Distribution and severity of neuronal loss in temporal lobe sclerosis (TLS). (a) Gyrus from the crown to the depth in a case with hippocampal sclerosis (HS) but without TLS showing preservation of normal hexalaminar architecture. (b) A gyrus from a case with severe TLS showing a laminar band of neuronal loss in layer II and III (arrowhead) and apparent hypercellularity and crowding of neurons in the outer part of layer II at the interface with layer I which forms a dense cell band (arrow). (c) TLS case showing gyral to sulcal variation of neuron loss in layer II. In addition to the overlying cell crowding of layer II (arrow) in this region there is more apparent loss in the depth of the gyrus (arrowhead); the loss extends half way up the gyrus. (d) Mild TLS case showing crowding and clustering of cells in layer II through the gyral depth (arrow); neuronal loss is not perceivable at this magnification. (e) Control normal section from an adult male patient with no history of temporal lobe epilepsy for comparison to epilepsy cases.
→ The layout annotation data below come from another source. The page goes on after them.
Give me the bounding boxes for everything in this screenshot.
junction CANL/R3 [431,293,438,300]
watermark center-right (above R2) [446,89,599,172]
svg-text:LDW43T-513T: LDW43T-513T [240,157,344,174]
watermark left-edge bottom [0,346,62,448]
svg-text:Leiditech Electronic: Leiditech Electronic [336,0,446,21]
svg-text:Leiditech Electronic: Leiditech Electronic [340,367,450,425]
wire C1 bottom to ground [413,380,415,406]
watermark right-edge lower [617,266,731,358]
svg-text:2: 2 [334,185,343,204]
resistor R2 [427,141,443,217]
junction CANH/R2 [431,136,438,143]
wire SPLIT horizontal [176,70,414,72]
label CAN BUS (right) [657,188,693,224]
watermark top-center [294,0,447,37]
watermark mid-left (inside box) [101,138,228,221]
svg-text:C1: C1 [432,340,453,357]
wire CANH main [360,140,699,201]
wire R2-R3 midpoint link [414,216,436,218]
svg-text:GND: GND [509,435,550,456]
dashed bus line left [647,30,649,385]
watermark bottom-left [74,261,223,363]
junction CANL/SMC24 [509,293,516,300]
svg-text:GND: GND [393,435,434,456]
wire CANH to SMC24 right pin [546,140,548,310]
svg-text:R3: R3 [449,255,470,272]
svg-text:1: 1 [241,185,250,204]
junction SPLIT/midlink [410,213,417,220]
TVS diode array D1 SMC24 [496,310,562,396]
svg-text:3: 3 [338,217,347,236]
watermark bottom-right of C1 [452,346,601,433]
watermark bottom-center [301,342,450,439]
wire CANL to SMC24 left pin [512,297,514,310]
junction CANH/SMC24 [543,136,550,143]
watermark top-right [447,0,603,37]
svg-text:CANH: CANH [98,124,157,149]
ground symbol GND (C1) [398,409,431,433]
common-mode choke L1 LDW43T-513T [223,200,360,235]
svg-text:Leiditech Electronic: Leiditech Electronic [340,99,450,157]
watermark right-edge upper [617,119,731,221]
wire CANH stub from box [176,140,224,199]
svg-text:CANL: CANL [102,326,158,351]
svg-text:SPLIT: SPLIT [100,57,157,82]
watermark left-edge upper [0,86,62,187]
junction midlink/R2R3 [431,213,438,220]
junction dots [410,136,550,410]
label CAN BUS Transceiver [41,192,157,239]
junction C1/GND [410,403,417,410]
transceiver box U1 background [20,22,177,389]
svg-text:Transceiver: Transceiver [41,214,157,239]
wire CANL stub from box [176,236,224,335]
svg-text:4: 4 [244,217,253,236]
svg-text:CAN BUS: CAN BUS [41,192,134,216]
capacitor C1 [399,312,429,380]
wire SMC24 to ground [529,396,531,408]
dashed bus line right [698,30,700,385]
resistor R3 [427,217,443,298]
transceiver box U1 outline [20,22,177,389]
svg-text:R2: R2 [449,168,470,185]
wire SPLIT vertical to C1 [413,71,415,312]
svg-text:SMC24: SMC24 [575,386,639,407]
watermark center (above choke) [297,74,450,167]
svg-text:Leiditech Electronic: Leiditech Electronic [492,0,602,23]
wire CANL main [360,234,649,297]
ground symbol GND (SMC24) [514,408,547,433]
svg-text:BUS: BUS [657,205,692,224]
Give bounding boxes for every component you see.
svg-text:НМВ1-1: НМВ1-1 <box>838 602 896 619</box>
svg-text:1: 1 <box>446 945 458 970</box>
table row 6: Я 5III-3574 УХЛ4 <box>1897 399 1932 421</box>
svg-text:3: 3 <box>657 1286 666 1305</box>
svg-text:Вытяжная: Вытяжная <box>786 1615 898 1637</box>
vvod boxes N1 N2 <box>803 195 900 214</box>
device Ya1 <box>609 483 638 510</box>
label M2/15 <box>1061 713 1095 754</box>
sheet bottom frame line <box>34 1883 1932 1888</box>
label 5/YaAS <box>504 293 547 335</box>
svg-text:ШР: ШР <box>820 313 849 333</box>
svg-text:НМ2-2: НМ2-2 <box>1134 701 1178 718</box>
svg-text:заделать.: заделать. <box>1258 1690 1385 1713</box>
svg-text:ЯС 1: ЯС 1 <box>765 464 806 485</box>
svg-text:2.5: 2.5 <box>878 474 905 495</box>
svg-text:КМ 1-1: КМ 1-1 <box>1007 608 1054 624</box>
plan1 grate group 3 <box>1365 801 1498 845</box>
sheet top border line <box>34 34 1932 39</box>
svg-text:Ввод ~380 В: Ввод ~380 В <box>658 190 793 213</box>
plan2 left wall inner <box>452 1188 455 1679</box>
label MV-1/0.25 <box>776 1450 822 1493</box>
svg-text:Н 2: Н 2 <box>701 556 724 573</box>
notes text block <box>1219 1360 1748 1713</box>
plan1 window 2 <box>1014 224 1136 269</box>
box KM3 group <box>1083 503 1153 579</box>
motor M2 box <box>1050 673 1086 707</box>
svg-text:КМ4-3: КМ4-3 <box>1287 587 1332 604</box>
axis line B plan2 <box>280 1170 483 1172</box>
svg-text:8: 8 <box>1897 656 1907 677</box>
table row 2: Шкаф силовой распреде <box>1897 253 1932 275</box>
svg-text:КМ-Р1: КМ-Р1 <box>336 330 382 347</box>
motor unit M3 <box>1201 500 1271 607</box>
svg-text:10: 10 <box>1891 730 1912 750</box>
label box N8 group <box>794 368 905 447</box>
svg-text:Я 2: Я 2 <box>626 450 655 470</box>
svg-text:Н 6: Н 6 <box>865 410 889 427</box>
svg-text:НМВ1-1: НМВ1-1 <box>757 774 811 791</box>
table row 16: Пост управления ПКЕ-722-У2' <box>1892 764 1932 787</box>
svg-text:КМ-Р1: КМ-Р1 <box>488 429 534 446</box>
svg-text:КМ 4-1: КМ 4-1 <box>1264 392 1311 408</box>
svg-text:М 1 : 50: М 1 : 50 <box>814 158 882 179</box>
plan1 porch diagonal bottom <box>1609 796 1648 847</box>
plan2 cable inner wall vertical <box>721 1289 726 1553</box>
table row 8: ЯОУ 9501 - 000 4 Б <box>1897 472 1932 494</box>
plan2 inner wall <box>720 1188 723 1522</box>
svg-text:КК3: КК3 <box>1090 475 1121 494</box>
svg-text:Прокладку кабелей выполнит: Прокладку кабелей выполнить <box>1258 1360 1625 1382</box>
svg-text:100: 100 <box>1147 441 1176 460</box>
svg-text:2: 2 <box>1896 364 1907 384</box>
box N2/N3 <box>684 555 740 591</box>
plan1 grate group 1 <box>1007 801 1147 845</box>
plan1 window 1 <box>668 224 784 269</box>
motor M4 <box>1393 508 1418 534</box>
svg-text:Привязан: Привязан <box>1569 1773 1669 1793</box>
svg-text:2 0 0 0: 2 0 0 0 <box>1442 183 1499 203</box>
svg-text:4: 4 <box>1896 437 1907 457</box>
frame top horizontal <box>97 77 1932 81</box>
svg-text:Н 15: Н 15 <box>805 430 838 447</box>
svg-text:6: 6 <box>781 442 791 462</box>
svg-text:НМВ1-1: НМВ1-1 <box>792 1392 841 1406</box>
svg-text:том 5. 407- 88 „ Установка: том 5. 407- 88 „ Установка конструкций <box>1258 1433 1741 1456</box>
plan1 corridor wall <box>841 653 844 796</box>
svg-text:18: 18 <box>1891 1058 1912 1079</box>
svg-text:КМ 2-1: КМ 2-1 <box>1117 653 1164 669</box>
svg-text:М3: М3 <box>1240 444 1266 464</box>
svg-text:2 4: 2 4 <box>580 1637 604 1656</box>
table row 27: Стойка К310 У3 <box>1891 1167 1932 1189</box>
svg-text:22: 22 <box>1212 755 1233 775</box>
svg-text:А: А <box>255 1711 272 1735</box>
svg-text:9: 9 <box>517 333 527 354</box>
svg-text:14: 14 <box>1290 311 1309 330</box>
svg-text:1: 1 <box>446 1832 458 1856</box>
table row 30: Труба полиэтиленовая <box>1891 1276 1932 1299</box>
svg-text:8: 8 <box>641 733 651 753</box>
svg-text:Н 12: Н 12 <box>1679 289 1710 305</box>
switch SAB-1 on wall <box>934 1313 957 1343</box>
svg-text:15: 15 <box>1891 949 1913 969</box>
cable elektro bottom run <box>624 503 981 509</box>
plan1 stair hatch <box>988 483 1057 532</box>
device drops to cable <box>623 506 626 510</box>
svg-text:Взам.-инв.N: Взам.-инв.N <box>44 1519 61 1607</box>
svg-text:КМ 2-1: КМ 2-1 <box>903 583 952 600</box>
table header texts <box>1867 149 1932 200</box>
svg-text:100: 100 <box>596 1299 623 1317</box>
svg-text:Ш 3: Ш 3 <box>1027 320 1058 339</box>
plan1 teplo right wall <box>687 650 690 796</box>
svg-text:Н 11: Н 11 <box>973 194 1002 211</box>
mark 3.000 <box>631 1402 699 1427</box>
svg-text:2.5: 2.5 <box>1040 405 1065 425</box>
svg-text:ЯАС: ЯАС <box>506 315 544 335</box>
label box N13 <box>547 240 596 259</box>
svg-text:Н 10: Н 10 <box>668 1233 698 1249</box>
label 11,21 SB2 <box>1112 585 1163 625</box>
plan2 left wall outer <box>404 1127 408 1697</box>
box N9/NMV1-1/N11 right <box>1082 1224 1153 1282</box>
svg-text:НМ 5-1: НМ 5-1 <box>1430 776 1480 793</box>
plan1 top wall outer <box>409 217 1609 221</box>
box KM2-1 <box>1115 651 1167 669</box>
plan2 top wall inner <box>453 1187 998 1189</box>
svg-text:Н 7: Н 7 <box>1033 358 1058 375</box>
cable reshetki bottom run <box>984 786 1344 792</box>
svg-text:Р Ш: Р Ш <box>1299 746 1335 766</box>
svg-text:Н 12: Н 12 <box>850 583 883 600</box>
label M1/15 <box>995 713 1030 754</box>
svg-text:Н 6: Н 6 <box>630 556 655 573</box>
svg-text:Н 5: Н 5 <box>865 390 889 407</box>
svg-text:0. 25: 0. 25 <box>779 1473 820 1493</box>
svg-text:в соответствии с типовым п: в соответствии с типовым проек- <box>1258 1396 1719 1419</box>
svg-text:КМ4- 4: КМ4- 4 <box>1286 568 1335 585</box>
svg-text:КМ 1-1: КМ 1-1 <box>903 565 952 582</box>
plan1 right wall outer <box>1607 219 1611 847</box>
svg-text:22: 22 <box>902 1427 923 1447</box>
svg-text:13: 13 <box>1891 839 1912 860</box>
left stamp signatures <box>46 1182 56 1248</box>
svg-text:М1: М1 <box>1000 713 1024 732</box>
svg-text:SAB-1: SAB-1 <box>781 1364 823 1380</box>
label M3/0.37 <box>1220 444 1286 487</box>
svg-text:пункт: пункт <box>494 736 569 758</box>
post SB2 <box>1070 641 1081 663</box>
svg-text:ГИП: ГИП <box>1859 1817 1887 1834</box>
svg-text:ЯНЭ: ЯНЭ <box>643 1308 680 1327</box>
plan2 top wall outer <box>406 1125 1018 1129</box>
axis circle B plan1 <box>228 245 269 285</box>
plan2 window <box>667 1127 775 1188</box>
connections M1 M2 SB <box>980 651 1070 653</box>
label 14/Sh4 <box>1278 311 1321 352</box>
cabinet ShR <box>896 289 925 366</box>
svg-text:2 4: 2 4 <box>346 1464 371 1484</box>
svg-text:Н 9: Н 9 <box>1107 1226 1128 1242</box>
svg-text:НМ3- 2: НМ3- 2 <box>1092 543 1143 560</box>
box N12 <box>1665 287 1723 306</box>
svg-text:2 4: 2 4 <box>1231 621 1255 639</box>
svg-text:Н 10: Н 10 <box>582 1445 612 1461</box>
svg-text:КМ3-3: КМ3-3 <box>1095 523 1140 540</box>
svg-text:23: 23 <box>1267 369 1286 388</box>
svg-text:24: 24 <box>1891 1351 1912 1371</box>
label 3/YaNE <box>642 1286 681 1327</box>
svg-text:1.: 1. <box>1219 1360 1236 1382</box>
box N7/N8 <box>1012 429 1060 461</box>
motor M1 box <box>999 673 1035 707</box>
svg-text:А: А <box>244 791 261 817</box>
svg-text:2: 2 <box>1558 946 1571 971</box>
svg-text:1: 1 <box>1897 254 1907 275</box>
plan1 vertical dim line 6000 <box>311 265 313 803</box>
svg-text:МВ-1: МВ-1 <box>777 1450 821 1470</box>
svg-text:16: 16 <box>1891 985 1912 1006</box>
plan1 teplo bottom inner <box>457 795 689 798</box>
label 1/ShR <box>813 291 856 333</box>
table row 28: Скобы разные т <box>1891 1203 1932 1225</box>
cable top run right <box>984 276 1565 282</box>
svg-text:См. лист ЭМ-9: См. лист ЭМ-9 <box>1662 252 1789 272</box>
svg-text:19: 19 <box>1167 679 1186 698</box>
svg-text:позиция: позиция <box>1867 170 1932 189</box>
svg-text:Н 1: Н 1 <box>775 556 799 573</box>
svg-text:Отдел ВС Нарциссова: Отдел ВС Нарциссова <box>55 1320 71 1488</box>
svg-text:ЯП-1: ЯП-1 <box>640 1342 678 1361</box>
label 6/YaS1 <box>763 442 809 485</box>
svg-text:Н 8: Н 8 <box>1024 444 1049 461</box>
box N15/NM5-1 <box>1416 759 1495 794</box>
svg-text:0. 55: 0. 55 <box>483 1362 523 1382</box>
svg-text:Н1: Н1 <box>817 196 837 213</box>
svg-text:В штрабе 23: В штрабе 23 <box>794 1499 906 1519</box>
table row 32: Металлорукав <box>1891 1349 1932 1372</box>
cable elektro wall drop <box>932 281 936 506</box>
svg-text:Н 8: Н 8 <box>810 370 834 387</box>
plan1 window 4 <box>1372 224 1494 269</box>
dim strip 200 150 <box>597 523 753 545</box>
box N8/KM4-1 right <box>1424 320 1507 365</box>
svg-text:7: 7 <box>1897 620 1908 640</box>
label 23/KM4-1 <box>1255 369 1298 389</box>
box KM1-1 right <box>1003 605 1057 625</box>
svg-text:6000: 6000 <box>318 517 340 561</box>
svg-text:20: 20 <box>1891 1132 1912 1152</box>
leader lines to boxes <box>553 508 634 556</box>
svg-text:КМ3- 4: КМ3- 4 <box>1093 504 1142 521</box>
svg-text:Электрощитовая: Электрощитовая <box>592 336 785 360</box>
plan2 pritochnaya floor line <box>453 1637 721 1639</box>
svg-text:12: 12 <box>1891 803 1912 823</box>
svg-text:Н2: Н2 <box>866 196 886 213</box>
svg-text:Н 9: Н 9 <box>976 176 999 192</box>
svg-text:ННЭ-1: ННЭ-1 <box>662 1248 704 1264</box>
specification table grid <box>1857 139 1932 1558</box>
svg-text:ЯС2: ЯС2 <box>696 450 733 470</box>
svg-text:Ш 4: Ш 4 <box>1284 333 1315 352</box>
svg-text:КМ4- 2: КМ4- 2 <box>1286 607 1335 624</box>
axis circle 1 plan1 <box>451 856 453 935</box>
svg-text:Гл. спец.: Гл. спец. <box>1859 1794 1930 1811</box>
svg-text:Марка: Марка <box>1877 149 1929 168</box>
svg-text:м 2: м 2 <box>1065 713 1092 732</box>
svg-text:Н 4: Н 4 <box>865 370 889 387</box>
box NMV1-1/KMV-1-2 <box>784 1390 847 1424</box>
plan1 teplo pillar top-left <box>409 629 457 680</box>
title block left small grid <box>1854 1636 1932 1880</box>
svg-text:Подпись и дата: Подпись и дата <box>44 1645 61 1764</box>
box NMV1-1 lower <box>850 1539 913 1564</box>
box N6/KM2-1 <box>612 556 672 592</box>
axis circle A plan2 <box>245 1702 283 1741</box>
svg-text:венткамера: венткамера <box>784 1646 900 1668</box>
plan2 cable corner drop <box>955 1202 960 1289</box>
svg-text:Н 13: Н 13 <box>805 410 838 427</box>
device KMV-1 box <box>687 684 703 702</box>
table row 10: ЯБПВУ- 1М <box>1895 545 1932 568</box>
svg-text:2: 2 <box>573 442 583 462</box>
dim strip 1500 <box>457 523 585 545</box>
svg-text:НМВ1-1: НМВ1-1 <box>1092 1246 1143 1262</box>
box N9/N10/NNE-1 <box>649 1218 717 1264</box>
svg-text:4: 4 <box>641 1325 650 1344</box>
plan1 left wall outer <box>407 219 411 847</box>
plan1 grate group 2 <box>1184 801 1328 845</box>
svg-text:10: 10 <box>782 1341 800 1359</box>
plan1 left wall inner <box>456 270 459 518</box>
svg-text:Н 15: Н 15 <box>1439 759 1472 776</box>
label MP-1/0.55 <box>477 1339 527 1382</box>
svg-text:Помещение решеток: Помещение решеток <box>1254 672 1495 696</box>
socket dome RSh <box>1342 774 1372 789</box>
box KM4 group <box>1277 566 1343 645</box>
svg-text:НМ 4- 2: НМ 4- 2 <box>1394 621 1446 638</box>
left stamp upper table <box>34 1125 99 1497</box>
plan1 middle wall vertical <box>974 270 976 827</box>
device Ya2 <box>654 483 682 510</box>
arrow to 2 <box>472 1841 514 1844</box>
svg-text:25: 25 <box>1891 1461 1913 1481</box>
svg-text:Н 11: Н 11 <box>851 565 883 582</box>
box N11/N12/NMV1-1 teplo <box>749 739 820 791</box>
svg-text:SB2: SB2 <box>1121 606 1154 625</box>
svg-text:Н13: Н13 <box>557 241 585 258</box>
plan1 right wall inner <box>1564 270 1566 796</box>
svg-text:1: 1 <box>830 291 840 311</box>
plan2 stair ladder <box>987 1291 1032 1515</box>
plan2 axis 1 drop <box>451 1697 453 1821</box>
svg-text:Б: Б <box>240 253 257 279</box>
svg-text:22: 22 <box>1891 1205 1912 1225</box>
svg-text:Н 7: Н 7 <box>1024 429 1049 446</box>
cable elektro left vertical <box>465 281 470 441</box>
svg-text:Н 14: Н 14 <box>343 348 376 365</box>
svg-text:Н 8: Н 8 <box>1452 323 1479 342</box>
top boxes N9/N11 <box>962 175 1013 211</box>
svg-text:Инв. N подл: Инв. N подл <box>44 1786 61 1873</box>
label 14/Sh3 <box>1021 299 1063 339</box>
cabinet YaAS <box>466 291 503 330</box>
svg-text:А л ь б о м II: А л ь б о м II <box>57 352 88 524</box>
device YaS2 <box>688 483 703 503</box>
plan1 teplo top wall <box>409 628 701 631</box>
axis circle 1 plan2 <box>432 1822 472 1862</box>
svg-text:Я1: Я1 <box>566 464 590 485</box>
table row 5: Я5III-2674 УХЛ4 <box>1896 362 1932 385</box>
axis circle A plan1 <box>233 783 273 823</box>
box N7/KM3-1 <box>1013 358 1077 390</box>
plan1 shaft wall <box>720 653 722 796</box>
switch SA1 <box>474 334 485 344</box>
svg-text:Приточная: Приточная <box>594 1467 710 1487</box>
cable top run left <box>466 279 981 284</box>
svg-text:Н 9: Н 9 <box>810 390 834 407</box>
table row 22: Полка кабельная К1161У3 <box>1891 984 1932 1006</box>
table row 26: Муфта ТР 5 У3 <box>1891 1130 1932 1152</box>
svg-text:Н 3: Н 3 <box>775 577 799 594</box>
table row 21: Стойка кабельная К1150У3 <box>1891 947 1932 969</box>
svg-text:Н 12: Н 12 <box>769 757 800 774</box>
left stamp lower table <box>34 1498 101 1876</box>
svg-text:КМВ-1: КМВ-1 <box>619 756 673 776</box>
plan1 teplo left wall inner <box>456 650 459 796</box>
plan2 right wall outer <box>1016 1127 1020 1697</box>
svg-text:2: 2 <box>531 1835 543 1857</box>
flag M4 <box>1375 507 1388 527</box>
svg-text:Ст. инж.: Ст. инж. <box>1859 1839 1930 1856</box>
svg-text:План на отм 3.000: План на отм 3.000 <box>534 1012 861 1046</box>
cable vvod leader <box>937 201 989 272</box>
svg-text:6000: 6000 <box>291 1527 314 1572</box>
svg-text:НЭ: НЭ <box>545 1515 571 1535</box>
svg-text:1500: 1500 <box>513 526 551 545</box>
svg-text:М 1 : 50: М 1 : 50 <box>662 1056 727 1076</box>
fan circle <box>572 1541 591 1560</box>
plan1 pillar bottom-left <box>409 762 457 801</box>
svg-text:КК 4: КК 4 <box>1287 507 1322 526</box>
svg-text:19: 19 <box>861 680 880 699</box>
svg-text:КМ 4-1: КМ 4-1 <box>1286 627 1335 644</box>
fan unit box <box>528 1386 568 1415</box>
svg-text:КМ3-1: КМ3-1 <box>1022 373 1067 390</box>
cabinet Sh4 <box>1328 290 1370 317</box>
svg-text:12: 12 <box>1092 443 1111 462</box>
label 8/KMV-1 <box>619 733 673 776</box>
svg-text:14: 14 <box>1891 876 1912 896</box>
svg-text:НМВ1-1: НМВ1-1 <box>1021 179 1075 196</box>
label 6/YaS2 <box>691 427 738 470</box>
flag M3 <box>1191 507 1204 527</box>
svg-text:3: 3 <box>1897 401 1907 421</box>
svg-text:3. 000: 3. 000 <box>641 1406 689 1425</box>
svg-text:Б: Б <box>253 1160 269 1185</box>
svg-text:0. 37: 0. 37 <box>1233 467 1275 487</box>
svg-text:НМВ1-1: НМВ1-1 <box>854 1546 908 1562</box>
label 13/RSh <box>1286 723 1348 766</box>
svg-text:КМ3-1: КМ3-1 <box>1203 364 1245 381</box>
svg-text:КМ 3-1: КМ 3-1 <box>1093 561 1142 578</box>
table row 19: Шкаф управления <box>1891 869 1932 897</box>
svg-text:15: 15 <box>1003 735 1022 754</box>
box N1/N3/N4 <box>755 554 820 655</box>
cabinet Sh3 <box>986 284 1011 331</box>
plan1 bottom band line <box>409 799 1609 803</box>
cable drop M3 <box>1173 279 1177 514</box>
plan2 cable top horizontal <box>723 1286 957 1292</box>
The temporal lobe was removed for the management of acutely increased intracranial pressure following head trauma. The laminar architecture in layers I-III is normal with no evidence of neuronal loss or dysplasia. (f) Cortical layers I to IV from a patient with HS and temporal lobe epilepsy but without evidence of TLS. (g) Severe TLS case with marked reduction in neurons from layers II and III compared to (e) and (f). (h) Case with less marked TLS compared to (g) Patchy and incomplete depletion of neurons from layers II and III is appreciated in a NeuN-stained section. (i) Same region as (g) on corresponding H&E-stained section demonstrates than neuronal loss is much less easily detectable in comparison to NeuN staining. All cases are stained for NeuN except h; Bars: a-d = 1000 μm; e-i = 100 μm.

Figure 3

Layer II dysplasia in temporal lobe sclerosis (TLS) cases. (a) A horizontal alignment, clustering and malorientation of residual neurones at the interface of layer I and layer II is appreciated in a NeuN immunostained section. (b) Glial fibrillary acidic protein (GFAP) immunostained section highlights a ‘tramline’ pattern of gliosis at low power involving mainly layers II and III. (c) GFAP immunostaining in layer I-III of a non-TLS case showing gliosis mainly in layer I and Chaslin's subpial band with delicate radial fibres extending toward the deeper cortical layers. (d) A TLS case shows a dense band of cellular and fibrillary gliosis in layers II and III in addition to superficial subpial gliosis. (e) TLS case with a region of marked neuron loss from deeper layer II extending into layer III with some clustering of remaining neurons in outer layer II at the interface with layer I as seen on NeuN immunostaining. (f) The corresponding section to (e) stained with calretinin immunohistochemistry shows a normal distribution and preservation of immunopositive interneurons. (g) A calretinin-stained section of postmortem tissue from the inferior temporal lobe gyrus of a normal adult control shows comparable distribution, morphology and number of calretinin-immunostained cells in the superficial cortical layers as in the TLS case in (f). (h) Focal cortical dysplasia (FCD) IIB case for comparison to TLS/layer II dysplasia cases demonstrating hypercellularity of layer II but with enlarged hypertrophic and dysmorphic neurons through the cortex, including layer II. Bar in a = 20 μm; in b = 1000 μm; in all other figures, 100 um.

Figure 4

Voronoi tessellation measurements. NeuN fields from cortical layer II in temporal lobes (a, c, e) with corresponding Voronoi polygon diagrams for the 3 fields (b, d, f). (a, b) is a non-temporal lobe sclerosis (TLS) case with a relatively even distribution of polygon sizes. (c, d) and (e, f) are TLS cases that demonstrate clustering on NeuN staining and correspondingly greater variability in polygon sizes. Bar = 10 μm.